Mean ± SEM tastant/water lick ratios for the sucrose CS group for all test stimuli. The tastant/water lick ratio was calculated by dividing an animal's average licks to a given taste stimulus across trials by the average licks to water. The dashed line on the graph represents a tastant/water lick ratio of 1.0, which indicates licking to the taste stimulus was equivalent to licking to water. *Significant difference between the tastant/water lick ratios of the control and the conditioned groups.#Significant difference that survives the Bonferroni's α adjustment.
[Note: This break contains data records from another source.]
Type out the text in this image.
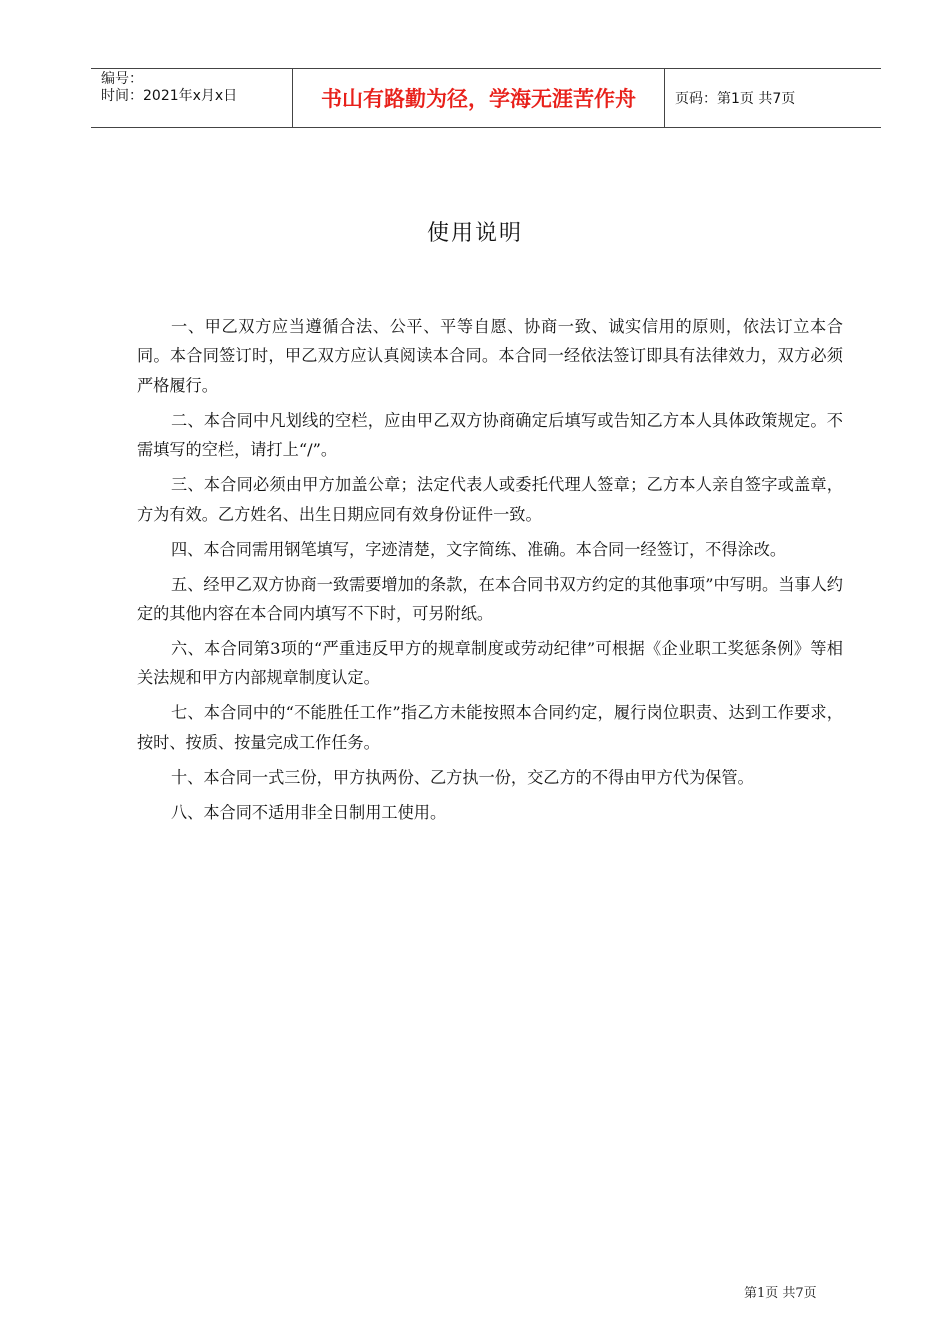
编号：
时间：2021年x月x日	书山有路勤为径，学海无涯苦作舟	页码：第1页 共7页
使用说明

一、甲乙双方应当遵循合法、公平、平等自愿、协商一致、诚实信用的原则，依法订立本合同。本合同签订时，甲乙双方应认真阅读本合同。本合同一经依法签订即具有法律效力，双方必须严格履行。

二、本合同中凡划线的空栏，应由甲乙双方协商确定后填写或告知乙方本人具体政策规定。不需填写的空栏，请打上“/”。

三、本合同必须由甲方加盖公章；法定代表人或委托代理人签章；乙方本人亲自签字或盖章，方为有效。乙方姓名、出生日期应同有效身份证件一致。

四、本合同需用钢笔填写，字迹清楚，文字简练、准确。本合同一经签订，不得涂改。

五、经甲乙双方协商一致需要增加的条款，在本合同书双方约定的其他事项”中写明。当事人约定的其他内容在本合同内填写不下时，可另附纸。

六、本合同第3项的“严重违反甲方的规章制度或劳动纪律”可根据《企业职工奖惩条例》等相关法规和甲方内部规章制度认定。

七、本合同中的“不能胜任工作”指乙方未能按照本合同约定，履行岗位职责、达到工作要求，按时、按质、按量完成工作任务。

十、本合同一式三份，甲方执两份、乙方执一份，交乙方的不得由甲方代为保管。

八、本合同不适用非全日制用工使用。

第1页 共7页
C-L, 6.25 mm citric acid; C-H, 13.25 mm citric acid; N-L, 0.175 m NaCl; N-H, 0.375 m NaCl; Q-L, 0.325 mm QHCl; Q-H, 0.625 mm QHCl; S-L, 0.4 m l-serine; S-H, 1.0 m l-serine; Su-L, 0.2 m sucrose; Su-H, 0.6 m sucrose; T-L, 0.175 m l-threonine; T-H, 0.7 m l-threonine; CS, 0.4 m sucrose.

Figure 11.

Mean ± SEM tastant/water lick ratios for the l-serine CS group for all test stimuli. All details are the same as that described for Figure 10.

Figure 12.

Mean ± SEM tastant/water lick ratios for the l-threonine CS group for all test stimuli. All details are the same as that described for Figure 10.